Officials hoped to help employees more easily transport data, but found after a scan of the IT environment that a host of unauthorized devices were also linked to the network. At that point, Gabanksi said, the city’s IT managers realized that the unofficial policy of connectivity-at-will needed to tightened.

“We found considerably more activity on the network than we had ever anticipated,” he said. “We had the iPod, digital music players [and] universal flash drives. We were shocked to see how much end users had already used them.”

Gabanksi said the discovery spurred concerns over how to monitor and manage data coming in and out of his environment. Thus, the city moved to require that users register any devices they wish to connect to the corporate network.
Well, you can lock down every machine on your network so that it won't boot from removable media, and encrypts everything that it writes to a USB drive or CD-ROM (using some form of obligatory key escrow so that when the machine crashes you don't lose everything it wrote), but that only works within a closed and very tightly-controlled organization where hardly anyone has to share data with anyone else. As soon as you want to hand somebody a batch of files on an encrypted drive, you have to deal with key management.

It's a tough problem, all right. I really admire that problem. Thoughts?

Date: 2007-09-12 06:59 pm (UTC)
ext_3294: Tux (Default)
From: [identity profile] technoshaman.livejournal.com
At my old workplace, we had a quick and dirty but effective solution. We had two outbound links. One was for corporate equipment; the wi-fi for this was encrypted, and I was the guy who lit new ports and connected new equipment to the wired network. The other network was open wi-fi, and connected to the other outbound link, totally physically separating it. Anyone could connect, and since it was basically T-1, and the main building net was 10MBit fiber, nobody cared about stealing bandwidth. Give'em their own private backdoor, let'em suck whatever they want through a smallish straw, and then lock down the main net like Fort Knox.

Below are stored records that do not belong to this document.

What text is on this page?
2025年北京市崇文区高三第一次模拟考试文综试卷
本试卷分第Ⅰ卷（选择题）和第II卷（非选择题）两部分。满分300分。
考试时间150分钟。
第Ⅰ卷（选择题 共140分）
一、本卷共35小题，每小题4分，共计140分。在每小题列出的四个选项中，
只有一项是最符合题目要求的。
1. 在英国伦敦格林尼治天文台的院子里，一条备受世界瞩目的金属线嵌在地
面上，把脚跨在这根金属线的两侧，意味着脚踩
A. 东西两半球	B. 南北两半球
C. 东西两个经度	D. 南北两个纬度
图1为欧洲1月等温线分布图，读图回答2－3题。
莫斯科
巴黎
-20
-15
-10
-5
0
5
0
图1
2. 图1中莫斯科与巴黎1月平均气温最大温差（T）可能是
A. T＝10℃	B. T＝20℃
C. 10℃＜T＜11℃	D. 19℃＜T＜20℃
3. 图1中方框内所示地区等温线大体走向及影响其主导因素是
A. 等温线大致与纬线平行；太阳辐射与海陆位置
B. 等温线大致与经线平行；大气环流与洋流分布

This doesn't address the question of sharing data outside the company... I'm figuring others will do that. Just wanted to share how we did ours.

Date: 2007-09-12 08:03 pm (UTC)
From: [identity profile] johno.livejournal.com
My $employeer is just starting to realize the ramifications of this.

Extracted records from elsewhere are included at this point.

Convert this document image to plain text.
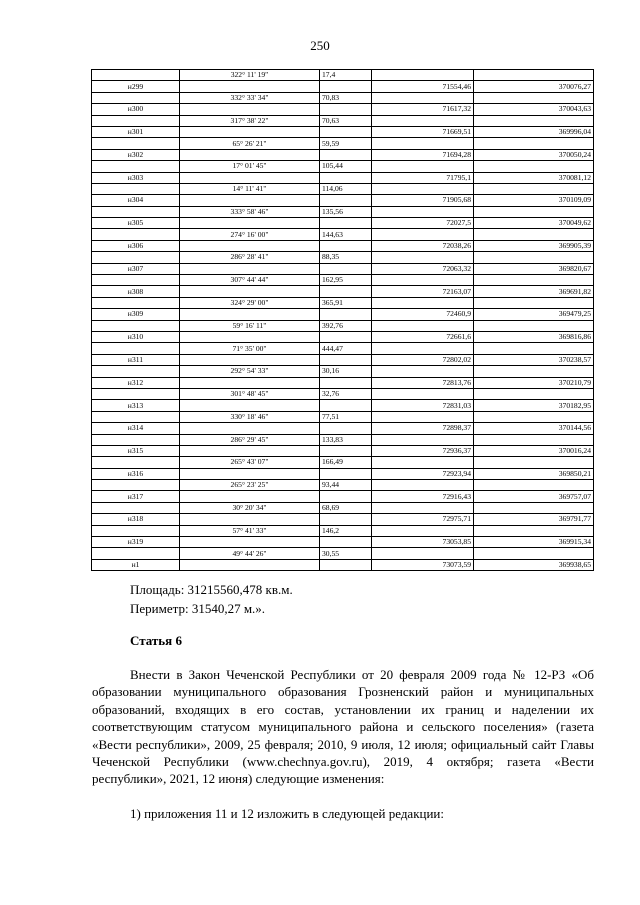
250
	322° 11' 19"	17,4		
н299			71554,46	370076,27
	332° 33' 34"	70,83		
н300			71617,32	370043,63
	317° 38' 22"	70,63		
н301			71669,51	369996,04
	65° 26' 21"	59,59		
н302			71694,28	370050,24
	17° 01' 45"	105,44		
н303			71795,1	370081,12
	14° 11' 41"	114,06		
н304			71905,68	370109,09
	333° 58' 46"	135,56		
н305			72027,5	370049,62
	274° 16' 00"	144,63		
н306			72038,26	369905,39
	286° 28' 41"	88,35		
н307			72063,32	369820,67
	307° 44' 44"	162,95		
н308			72163,07	369691,82
	324° 29' 00"	365,91		
н309			72460,9	369479,25
	59° 16' 11"	392,76		
н310			72661,6	369816,86
	71° 35' 00"	444,47		
н311			72802,02	370238,57
	292° 54' 33"	30,16		
н312			72813,76	370210,79
	301° 48' 45"	32,76		
н313			72831,03	370182,95
	330° 18' 46"	77,51		
н314			72898,37	370144,56
	286° 29' 45"	133,83		
н315			72936,37	370016,24
	265° 43' 07"	166,49		
н316			72923,94	369850,21
	265° 23' 25"	93,44		
н317			72916,43	369757,07
	30° 20' 34"	68,69		
н318			72975,71	369791,77
	57° 41' 33"	146,2		
н319			73053,85	369915,34
	49° 44' 26"	30,55		
н1			73073,59	369938,65
Площадь: 31215560,478 кв.м.
Периметр: 31540,27 м.».
Статья 6
Внести в Закон Чеченской Республики от 20 февраля 2009 года № 12-РЗ «Об образовании муниципального образования Грозненский район и муниципальных образований, входящих в его состав, установлении их границ и наделении их соответствующим статусом муниципального района и сельского поселения» (газета «Вести республики», 2009, 25 февраля; 2010, 9 июля, 12 июля; официальный сайт Главы Чеченской Республики (www.chechnya.gov.ru), 2019, 4 октября; газета «Вести республики», 2021, 12 июня) следующие изменения:
1) приложения 11 и 12 изложить в следующей редакции:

But they have a major issue with stopping it.

Virtually all the IT folks have usb dongles hanging off thier lanyards already. And as reported, there are many music devices that look like USB devices and other larger portable drives and such.

Worse, as I've been having many appointments lately, I've seen many medical personal with them as well.

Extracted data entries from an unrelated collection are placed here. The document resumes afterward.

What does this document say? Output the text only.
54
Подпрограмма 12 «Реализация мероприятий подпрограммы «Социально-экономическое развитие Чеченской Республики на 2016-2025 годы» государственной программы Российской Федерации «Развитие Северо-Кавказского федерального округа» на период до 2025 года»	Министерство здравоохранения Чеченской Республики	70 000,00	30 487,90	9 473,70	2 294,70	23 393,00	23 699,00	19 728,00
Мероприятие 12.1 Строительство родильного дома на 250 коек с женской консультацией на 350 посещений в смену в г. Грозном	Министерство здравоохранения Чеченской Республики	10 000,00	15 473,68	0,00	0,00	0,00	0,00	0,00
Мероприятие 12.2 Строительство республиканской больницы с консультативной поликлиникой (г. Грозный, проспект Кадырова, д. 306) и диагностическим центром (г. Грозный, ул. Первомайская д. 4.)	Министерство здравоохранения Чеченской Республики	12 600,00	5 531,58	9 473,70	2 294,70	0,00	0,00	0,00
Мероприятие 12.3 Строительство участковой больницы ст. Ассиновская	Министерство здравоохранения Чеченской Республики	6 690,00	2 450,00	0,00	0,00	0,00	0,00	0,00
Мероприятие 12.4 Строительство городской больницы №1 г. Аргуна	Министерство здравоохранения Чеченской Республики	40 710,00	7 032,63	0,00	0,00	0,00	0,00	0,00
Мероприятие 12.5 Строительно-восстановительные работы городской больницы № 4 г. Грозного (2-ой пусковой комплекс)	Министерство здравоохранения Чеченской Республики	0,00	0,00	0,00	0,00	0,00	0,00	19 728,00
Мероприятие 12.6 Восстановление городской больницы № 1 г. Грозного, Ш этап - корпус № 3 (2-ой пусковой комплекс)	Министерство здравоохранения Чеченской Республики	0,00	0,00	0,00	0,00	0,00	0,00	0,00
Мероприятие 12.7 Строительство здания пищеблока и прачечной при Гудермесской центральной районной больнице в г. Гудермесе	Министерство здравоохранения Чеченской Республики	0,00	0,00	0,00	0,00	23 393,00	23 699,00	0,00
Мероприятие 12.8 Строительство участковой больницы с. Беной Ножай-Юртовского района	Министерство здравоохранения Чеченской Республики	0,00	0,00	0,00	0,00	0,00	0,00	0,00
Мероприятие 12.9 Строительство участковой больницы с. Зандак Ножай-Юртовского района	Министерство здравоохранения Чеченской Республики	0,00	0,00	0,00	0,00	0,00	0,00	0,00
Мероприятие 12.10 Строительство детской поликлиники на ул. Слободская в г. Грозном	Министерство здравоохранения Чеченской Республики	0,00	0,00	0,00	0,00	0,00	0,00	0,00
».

Date: 2007-09-13 01:27 am (UTC)
From: [identity profile] eleccham.livejournal.com
Well... there's really three separate problems there.

First is the issue of users bringing in "tainted" data - viruses, trojans, pirated software, whatever. That's in theory manageable with scanners and "desktop management" (aka clever snooping) software... but difficult.

Second is the issue of people accidentally carrying out proprietary data and then losing the media. That's a tougher one.

Third is someone intentionally removing proprietary data. That one is really, really hard... because as you note, if it talks to the outside world, you can send whatever you want through it.

I think IT departments have a tendency to try to tackle these as a single problem, and that's part of it. The third, really, you can't stop, certainly not without "military" levels of policy... and for anyone else, it's not an IT problem, it's an HR problem. That leaves the second - and forget about external drives; I can download whatever I want from my company via the VPN and store it wherever.

I'm interested in whatever brainstorms people come up with, of course, given where I work.